Google and Microsoft Want Their Fingers On Your Pulse

Dennis Faas's picture

In October of last year, Microsoft launched HealthVault, a free online, encrypted storage area where individuals could manage their own medical record. Now, Google has tabled their own health storage offering called (surprisingly) Google Health. The battle for your medical record has begun.

Both Google Health and Microsoft's HealthVault provide a secure place to store and maintain health data. The data that can be stored varies but will generally include records of vital statistics (e.g. heart rate, blood pressure, height, weight, etc.), patient family history, and disease or problem-related information such as blood sugar levels (diabetes management), active medications, physical exam data and the like. Theoretically, there is no limitation to the type of data that could be stored. X-rays, CT scans and imaging data could easily be added and, in fact, Microsoft is expanding the number of medical devices that can directly interface with their system. (Source:

The idea, one presumes, is that at some point in the future, relevant medical information will be available whenever needed. Your personal physician, the hospital, pharmacist and any other health care professionals could all access your information provided you have agreed to "share" it with them. However, getting everybody to agree on the data formats and the means of access is no small feat. The U.S. government has funded various pilot efforts to do this over the last 25 years with little success. Now, Google and Microsoft are going to give it a go using their huge data storage and management facilities.

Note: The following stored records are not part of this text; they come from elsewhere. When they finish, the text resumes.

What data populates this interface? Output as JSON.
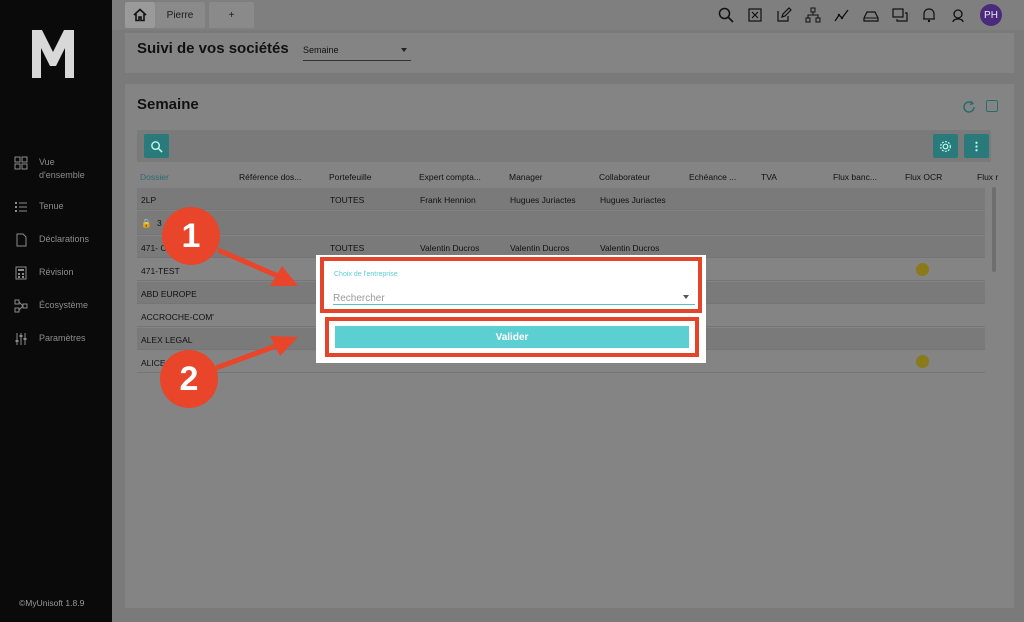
{
  "sidebar": {
    "items": [
      {
        "label": "Vue\nd'ensemble",
        "icon": "dashboard-icon"
      },
      {
        "label": "Tenue",
        "icon": "list-icon"
      },
      {
        "label": "Déclarations",
        "icon": "document-icon"
      },
      {
        "label": "Révision",
        "icon": "calculator-icon"
      },
      {
        "label": "Écosystème",
        "icon": "network-icon"
      },
      {
        "label": "Paramètres",
        "icon": "sliders-icon"
      }
    ],
    "footer": "©MyUnisoft 1.8.9"
  },
  "tabs": {
    "home_icon": "home-icon",
    "pierre": "Pierre",
    "add": "+"
  },
  "top_icons": [
    "search-icon",
    "excel-icon",
    "edit-icon",
    "org-chart-icon",
    "chart-icon",
    "tray-icon",
    "chat-icon",
    "bell-icon",
    "support-icon"
  ],
  "avatar": "PH",
  "header": {
    "title": "Suivi de vos sociétés",
    "period": "Semaine"
  },
  "main": {
    "title": "Semaine",
    "columns": [
      "Dossier",
      "Référence dos...",
      "Portefeuille",
      "Expert compta...",
      "Manager",
      "Collaborateur",
      "Echéance ...",
      "TVA",
      "Flux banc...",
      "Flux OCR",
      "Flux r"
    ],
    "rows": [
      {
        "dossier": "2LP",
        "portefeuille": "TOUTES",
        "expert": "Frank Hennion",
        "manager": "Hugues Juriactes",
        "collaborateur": "Hugues Juriactes"
      },
      {
        "dossier": "3"
      },
      {
        "dossier": "471- C",
        "portefeuille": "TOUTES",
        "expert": "Valentin Ducros",
        "manager": "Valentin Ducros",
        "collaborateur": "Valentin Ducros"
      },
      {
        "dossier": "471-TEST"
      },
      {
        "dossier": "ABD EUROPE"
      },
      {
        "dossier": "ACCROCHE-COM'"
      },
      {
        "dossier": "ALEX LEGAL"
      },
      {
        "dossier": "ALICE"
      }
    ]
  },
  "dialog": {
    "field_label": "Choix de l'entreprise",
    "placeholder": "Rechercher",
    "submit": "Valider"
  },
  "annotations": {
    "step1": "1",
    "step2": "2"
  },
  "colors": {
    "accent": "#5ccfd2",
    "annotation": "#e8452a",
    "avatar": "#4a2a7a"
  }
}
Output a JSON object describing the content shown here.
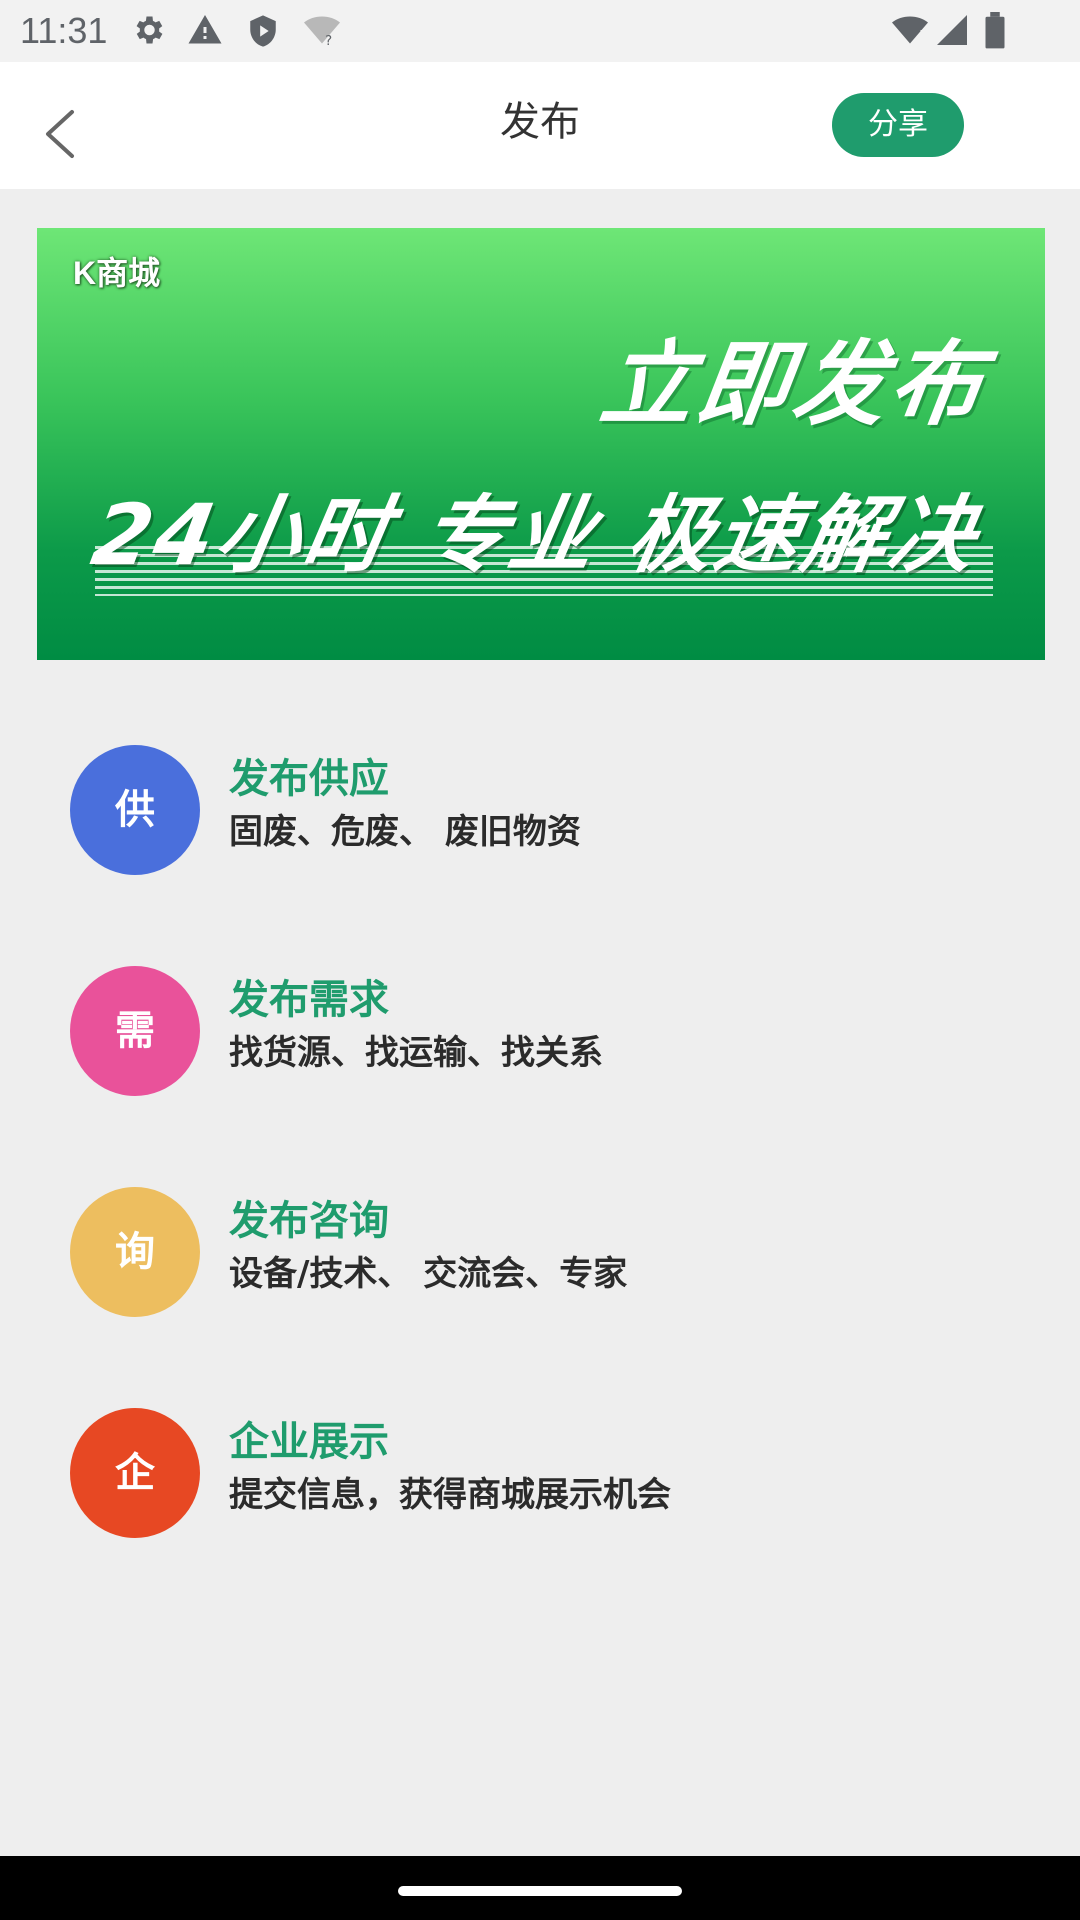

The tactics used by the two companies are similar. While Microsoft also seems to be trying to establish broad compatibility with various medical devices, both companies are trying to sign up large patient populations. Microsoft has already signed on with the New York Presbyterian Hospital and the Mayo Clinic. The first Google pilot will be a joint effort with the prestigious Cleveland Clinic. This is expected to be followed by the Harvard Medical School hospitals. The battle for other plum medical institutional "turf" might soon include UCLA Medical Center, pre-paid health plans like Kaiser-Permanente, Johns Hopkins, the Veteran's Administration and others. (Source:

Both ventures have focused on the privacy and security aspects of their respective sites. Unfortunately,  there are other bothersome issues. For example, it's easy to see how insurance companies could soon coerce users into allowing them to access their medical records, and there will always be troubling elements in allowing the patient to control their own medical record data.